Il est neuf heures lorsque je vois une DS stopper devant le 64. Gare aux taches ! J’essuie la buée du pare-brise et je fais fonctionner mes lotos. Un petit vieux en descend, suivi d’une jeune femme. Le petit vieux n’est pas exactement un petit vieux. Ça doit être même un grand vieux lorsqu’il est entièrement développé ; mais il est voûté comme la galerie d’un cloître, ce qui réduit considérablement sa taille. Quant à la poulette qui l’escorte, je comprends tout de suite que c’est Héléna.

Alors là, je tique, d’abord parce qu’elle est belle à vous couper la respiration, ensuite parce que je me demande comment il se fait qu’elle ne soit pas dans la maison comme je pouvais le supposer, puisque les deux mouches faisaient le pied de grue dans la rue…

Peut-être l’avaient-ils perdue, après tout ?

Je suppose que le vieux biscornu c’est le prof. Elle est aux petits soins pour sa pomme Elle le soutient pour l’aider à gravir le perron. Une vraie infirmière gâteau !

Ils disparaissent à l’intérieur de la cambuse, mais mon petit doigt me dit qu’elle ne va pas tarder à réapparaître because c’est elle qui tenait le volant et qu’elle n’a pas arrêté le moteur.

En effet, la revoici. Avec la légèreté d’une gazelle elle dégringole l’escalier, ce qui fait danser sa poitrine. Elle porte un manteau gris-vert non boutonné, et, par-dessous, une jupe noire et un pull jaune. Ce pull c’est un frangin ! Il lui moule les roberts à ta perfection. Il y a du trèfle au balcon, je vous le jure ! Ils sont deux et ils occupent leur strapontin… Mazette, elle a des vaniteux qui appellent la main-d’œuvre étrangère !

La v’là dans son carrosse. Elle décarre en trombe. Le hic c’est que sa monture se trisse dans le sens contraire à celui de la mienne, si bien qu’avant de me lancer sur ses roues je dois exécuter une manœuvre de grand style. Je parviens au bout de la rue en me demandant si je vais encore la voir. Tout va bien. Elle se trouve stoppée par un feu rouge à un croisement et je m’annonce dans sa zone de désintégration. Nous repartons ensemble. Elle tourne du côté du bois et franchit la grille.

Ça commence mal. À ces heures, la circulation est presque nulle dans le bois de Boulogne.
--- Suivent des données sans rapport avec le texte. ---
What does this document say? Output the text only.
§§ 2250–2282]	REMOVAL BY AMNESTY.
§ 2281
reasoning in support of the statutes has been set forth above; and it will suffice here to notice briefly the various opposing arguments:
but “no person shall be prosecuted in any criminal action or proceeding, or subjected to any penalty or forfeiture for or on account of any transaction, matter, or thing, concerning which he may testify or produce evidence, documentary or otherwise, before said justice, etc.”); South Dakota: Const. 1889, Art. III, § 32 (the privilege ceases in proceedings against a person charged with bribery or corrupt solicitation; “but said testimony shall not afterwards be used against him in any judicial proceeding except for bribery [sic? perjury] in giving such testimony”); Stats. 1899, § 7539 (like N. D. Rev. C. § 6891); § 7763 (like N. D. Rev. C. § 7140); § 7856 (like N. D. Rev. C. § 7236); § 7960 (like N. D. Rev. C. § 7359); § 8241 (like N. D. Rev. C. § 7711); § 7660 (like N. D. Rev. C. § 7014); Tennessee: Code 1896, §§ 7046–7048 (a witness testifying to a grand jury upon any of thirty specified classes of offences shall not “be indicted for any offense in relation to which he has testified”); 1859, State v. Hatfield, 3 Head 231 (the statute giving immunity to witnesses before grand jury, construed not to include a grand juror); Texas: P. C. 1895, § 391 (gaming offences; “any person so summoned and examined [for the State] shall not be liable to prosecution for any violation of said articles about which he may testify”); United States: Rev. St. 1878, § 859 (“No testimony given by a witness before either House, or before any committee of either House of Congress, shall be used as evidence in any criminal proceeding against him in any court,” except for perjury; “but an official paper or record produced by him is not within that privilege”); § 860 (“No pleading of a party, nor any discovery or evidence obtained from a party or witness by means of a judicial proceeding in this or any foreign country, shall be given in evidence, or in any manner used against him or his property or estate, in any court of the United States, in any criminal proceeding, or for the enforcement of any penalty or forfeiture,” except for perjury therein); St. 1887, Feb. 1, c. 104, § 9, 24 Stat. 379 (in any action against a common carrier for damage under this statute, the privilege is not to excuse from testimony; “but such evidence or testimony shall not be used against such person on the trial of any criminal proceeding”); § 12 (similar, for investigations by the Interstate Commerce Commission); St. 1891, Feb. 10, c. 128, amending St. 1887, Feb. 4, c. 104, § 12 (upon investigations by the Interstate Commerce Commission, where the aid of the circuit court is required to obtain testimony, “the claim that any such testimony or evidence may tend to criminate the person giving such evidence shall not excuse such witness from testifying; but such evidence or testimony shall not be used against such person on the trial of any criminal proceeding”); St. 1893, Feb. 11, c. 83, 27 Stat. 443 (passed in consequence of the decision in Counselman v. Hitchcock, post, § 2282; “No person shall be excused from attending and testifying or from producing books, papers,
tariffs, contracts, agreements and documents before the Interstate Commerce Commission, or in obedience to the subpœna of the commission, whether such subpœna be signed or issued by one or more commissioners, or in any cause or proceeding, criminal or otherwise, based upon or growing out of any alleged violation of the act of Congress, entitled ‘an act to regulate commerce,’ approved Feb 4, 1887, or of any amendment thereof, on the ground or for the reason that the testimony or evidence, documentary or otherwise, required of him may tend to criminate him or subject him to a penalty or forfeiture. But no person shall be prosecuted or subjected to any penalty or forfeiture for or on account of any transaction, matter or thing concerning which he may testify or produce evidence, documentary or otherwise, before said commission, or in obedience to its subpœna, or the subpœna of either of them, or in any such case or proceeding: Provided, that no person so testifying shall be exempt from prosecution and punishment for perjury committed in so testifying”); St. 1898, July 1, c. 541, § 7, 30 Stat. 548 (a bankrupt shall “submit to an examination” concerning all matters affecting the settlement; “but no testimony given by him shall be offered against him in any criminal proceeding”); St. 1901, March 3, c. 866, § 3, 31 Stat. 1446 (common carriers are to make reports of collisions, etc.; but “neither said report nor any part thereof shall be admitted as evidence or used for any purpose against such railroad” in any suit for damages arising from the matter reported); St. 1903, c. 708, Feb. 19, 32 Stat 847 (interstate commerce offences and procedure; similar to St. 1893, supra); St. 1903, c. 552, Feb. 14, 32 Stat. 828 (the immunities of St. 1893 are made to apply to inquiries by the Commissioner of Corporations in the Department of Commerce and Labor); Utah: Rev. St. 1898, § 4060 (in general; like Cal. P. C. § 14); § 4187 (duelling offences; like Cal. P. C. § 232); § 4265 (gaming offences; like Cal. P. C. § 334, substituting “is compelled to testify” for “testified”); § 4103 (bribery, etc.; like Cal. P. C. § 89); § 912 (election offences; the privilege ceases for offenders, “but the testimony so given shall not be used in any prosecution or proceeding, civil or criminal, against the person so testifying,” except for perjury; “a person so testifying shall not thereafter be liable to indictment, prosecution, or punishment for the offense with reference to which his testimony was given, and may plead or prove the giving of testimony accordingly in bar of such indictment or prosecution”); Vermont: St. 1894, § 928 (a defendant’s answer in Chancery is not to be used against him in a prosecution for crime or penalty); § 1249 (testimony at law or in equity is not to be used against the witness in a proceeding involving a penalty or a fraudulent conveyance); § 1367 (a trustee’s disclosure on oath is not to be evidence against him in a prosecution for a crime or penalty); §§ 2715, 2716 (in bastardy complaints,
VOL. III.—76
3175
Je risque de me faire repérer et c’est une chose que je tiens à éviter à tout prix. Heureusement pour moi, ce coin de Paris m’est familier, car c’est là que je viens faire mes levages les jours d’inaction.

Pour lui donner le change, j’emprunte des allées de traverse, ce qui me permet de la précéder. Précéder, c’est le meilleur moyen de suivre, cela semble paradoxal, mais la formule est garantie sur facture.

On quitte le bois par l’avenue Foch et on remonte sur l’Étoile. Héléna décrit un demi-cercle autour de l’Arc de Triomphe et prend l’avenue Wagram. Elle s’arrête aux Ternes, range sa DS et entre dans un grand restaurant. Je l’imite. La porte commandant l’accès est une porte-tambour. Juste comme je viens de m’engager dans le tambour, cette p… de lourde se bloque. Elle se bloque parce que quelqu’un, à l’intérieur, a glissé son pied là où il ne faut pas. Ce quelqu’un c’est un mec jeune, aux cheveux bouclés. Il porte un par-dessus marron et un cache-col jaune. Il a les yeux obliques, terriblement enfoncés, ce qui lui donne un regard d’aveugle. Il me bigle en rigolant.